The goal of this paper is to bring more clarity to the blurred concept of a task. In agreement with McIsaac et al. (2015), we propose that a task relates to an action to be executed and a goal to be achieved. In our opinion, it is helpful to adopt an ideomotor perspective that takes the mutual relationship between actions and goals into account. The ideomotor perspective surely narrows the scope of our task definition, however, it serves to explicate tacit assumptions. Moreover, it will help scientists from other theoretical fields to sharpen their understanding of the term task by accepting or rejecting parts of our assumptions.
The ideomotor perspective
Every action, from complex action sequences studied in sports and exercise sciences to simple button pressing used in cognitive psychology, elicits perceptual consequences. According to the ideomotor principle (Herbart, 1825; James, 1890; see Hommel, Müsseler, Aschersleben, & Prinz, 2001 for a more recent formulation), behavior is selected, initiated, and controlled by an anticipation of the sensory consequences that will follow from the respective action. The bidirectional associations between actions and their sensory consequences are acquired in two phases. In the first phase, associative links between cognitive representations of actions and effects are established. The associations are learned by producing movements, either randomly or reflexively, and observing the sensory consequences. Importantly, Elsner & Hommel (2004) revealed that this learning relies on predictability (i.e., contingency) and temporal proximity (i.e. contiguity).
In the second step, these associations are used to intentionally re-produce previously learned effects (Elsner & Hommel, 2001; Jordan & Rumelhart, 1992). Thus, the representation of the intended effects directly trigger the corresponding action pattern (for reviews, see Hommel, 2013; Shin, Proctor, & Capaldi, 2010) and this close link of mental representations of goals, associated motor patterns and actually perceived effects provide the basis of action control.
Unfortunately, the term goal is ill-defined as well. The definition of ‘goal’ has to take different levels of abstractness into account (Hommel, Brown, & Nattkemper, 2016; Monsell, 2003). Abstract goals (like “be a good student”) can be achieved in multiple ways by a series of different actions, and the actual achievement of abstract goals may eventuate a considerable amount of time after the actions. Concrete goals (like “pressing a button as quickly as possible”) are achieved by ideomotor actions, whereas abstract goals will not be associated with sensory consequences and therefore will not lead to actions. Rather, “at best, they can be helpful when looking for a concrete, sensory action goal” (Hommel et al., 2016, p. 65). For example, the abstract task of being a good student will provide the context for the compliance with a task, like pressing a button as quickly as possible (see Fig. 1).
Hierarchy of tasks, goals, and actions. Tasks are marked with a gray background, goals with a white background and the action with a black background. In this example, the dean formulates the task to acquire grants. He or she assigns this task to the researcher. By accepting this assignment, the task becomes the researcher’s personal goal. Abstract goals and tasks are in clouds, concrete goals and tasks in rectangles.
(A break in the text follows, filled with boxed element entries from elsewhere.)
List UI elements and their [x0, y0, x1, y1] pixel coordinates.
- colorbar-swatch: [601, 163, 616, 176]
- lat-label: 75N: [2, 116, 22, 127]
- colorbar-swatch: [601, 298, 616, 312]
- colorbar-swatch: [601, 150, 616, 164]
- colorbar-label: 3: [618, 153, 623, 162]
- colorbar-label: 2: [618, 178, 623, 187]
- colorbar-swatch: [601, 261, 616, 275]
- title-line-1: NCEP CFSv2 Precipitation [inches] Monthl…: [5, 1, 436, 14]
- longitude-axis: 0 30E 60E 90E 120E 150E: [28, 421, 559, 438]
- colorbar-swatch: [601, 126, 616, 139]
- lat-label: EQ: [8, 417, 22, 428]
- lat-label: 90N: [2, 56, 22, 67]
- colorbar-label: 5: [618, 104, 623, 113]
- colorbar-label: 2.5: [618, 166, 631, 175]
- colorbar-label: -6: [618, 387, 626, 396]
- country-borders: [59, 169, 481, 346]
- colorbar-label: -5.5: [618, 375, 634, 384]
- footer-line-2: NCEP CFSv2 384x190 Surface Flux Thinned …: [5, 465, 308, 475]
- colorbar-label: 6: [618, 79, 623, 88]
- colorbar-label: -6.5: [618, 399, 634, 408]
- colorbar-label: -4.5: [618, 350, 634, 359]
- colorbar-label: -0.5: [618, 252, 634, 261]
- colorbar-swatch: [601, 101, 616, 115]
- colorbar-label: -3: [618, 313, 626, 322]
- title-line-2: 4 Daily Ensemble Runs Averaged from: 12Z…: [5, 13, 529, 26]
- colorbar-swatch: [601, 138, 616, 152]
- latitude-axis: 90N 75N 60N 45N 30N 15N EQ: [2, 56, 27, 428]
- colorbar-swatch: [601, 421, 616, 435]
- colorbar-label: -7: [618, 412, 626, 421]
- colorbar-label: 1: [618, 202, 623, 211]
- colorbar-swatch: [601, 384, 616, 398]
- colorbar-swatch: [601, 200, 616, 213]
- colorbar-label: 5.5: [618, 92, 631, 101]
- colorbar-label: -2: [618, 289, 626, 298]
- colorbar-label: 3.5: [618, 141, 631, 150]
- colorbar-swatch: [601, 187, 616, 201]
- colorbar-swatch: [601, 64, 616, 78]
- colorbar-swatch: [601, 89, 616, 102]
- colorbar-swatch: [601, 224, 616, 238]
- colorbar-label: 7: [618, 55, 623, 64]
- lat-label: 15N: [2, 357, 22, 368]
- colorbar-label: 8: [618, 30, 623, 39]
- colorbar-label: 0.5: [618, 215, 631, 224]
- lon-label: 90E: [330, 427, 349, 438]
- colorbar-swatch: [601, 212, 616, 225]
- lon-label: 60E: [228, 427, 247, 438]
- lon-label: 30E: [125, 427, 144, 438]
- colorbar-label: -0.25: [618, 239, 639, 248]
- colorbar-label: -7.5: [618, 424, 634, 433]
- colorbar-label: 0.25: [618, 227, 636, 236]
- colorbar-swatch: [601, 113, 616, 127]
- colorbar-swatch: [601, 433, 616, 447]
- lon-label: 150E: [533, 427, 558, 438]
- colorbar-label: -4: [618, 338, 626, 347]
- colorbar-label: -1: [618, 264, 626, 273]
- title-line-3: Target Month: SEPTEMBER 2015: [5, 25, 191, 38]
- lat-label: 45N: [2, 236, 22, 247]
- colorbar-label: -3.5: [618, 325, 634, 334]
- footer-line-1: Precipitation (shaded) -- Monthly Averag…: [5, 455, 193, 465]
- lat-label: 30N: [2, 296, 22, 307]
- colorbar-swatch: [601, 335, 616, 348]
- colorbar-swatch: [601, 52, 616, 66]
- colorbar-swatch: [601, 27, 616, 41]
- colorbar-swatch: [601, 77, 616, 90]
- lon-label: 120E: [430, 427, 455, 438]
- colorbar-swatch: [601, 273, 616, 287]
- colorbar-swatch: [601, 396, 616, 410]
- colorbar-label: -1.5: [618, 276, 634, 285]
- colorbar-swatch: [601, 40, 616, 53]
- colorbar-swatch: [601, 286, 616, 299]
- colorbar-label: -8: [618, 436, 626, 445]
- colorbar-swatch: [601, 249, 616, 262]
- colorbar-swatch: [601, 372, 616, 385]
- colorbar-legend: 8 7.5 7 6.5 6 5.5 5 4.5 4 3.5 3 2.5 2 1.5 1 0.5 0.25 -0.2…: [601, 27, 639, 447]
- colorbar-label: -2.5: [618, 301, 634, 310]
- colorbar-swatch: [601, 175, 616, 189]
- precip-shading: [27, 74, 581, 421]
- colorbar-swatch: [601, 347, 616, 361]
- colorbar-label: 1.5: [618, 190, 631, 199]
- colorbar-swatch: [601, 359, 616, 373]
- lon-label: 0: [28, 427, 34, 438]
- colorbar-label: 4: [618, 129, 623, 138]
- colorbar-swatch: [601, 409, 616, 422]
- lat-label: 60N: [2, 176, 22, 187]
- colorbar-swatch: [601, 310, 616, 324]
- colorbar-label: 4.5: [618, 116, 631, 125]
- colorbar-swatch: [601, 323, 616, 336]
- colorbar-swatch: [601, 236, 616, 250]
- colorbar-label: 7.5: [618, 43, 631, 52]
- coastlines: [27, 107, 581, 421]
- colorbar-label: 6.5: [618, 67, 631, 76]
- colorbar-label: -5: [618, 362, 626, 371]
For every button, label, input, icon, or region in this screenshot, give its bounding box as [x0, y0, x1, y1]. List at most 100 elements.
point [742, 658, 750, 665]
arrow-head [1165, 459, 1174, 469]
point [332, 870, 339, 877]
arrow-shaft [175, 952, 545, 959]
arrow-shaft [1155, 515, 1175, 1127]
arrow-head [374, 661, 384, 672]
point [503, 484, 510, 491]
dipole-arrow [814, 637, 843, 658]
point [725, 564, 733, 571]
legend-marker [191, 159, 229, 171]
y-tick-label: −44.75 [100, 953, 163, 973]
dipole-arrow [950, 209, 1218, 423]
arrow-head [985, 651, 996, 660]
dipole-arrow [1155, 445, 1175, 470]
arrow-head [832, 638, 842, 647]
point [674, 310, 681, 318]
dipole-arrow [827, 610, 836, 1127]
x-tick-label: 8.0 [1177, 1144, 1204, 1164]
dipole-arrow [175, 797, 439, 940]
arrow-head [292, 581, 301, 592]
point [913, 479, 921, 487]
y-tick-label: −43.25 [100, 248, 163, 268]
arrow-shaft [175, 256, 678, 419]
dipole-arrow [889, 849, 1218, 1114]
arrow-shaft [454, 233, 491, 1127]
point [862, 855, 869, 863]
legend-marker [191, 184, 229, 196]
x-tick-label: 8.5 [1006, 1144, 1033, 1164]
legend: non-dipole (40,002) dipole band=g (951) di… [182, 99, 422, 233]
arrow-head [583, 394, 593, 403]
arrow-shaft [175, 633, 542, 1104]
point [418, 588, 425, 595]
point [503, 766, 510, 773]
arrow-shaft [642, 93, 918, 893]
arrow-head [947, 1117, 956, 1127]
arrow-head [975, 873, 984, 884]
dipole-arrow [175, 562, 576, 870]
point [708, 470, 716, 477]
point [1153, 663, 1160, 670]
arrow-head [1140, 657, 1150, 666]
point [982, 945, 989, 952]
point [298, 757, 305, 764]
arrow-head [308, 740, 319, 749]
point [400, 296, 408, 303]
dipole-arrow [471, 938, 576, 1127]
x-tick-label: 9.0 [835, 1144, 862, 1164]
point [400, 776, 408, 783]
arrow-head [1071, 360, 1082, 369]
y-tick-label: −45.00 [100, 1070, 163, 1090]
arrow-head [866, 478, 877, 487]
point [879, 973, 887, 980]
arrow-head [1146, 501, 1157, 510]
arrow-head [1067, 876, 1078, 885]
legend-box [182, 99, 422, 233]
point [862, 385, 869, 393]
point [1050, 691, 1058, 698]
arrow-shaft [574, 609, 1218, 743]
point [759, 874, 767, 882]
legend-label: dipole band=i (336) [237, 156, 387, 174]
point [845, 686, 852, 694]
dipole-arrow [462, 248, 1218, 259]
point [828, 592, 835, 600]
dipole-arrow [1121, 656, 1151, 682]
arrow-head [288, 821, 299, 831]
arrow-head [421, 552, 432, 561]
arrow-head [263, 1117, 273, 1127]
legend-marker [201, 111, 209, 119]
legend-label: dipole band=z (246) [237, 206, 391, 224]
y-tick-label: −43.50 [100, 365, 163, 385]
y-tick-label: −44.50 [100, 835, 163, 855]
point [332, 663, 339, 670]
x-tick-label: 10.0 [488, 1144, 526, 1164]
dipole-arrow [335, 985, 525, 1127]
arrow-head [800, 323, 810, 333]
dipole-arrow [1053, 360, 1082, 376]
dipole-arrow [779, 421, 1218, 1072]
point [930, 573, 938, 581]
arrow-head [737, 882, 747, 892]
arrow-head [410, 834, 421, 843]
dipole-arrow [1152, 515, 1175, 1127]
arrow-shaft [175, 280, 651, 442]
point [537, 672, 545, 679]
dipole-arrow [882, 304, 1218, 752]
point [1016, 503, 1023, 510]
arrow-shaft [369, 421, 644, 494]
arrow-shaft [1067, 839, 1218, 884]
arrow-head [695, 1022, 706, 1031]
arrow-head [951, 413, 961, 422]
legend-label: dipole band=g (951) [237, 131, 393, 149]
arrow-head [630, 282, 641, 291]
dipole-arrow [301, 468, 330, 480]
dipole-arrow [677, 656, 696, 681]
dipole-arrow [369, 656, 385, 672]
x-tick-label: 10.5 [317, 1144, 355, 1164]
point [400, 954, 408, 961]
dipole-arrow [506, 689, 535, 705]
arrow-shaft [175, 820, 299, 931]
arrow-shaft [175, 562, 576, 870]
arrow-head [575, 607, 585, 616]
The empty clouds and rectangles indicate that abstract goals could have several (concrete or abstract) subgoals. Bold arrows indicate the assignment of a task to a specific person. The abstract goals form the context of the concrete goal, in this case to comply with the researcher’s task assignment
Our narrow definition of concrete goals overcomes the problem that different nested abstract goals, such as being a good student, smarming over the professor, and earning course credit, can be achieved by just a single action—pressing a button. Although in this example, three nested abstract goals are achieved (and therefore, three nested abstract tasks are performed) through the same single action, this behavior would not be considered as multitasking.
Having defined actions and goals, we now turn to the definition of a task. Goals and tasks share central features, in that they represent future states that usually differ from the current state. Both, goals and tasks, can relate to relative abstract or concrete states. We suggest that the difference between the two is that a goal is personal, meaning that it is bound to a specific person striving for this goal. On the contrary, a task is not bound to a specific person, because it describes what has to be done by any participant. However, the link between a task and a goal is that a task can be assigned by a third party (a single person, a group of persons or an institution to a person or a group of persons. Of course, it is possible to assign a task to oneself, too). It is then the duty of every single person to decide whether he or she accepts the task assignment. If he or she does, the depersonalized task becomes a personal goal of that specific person.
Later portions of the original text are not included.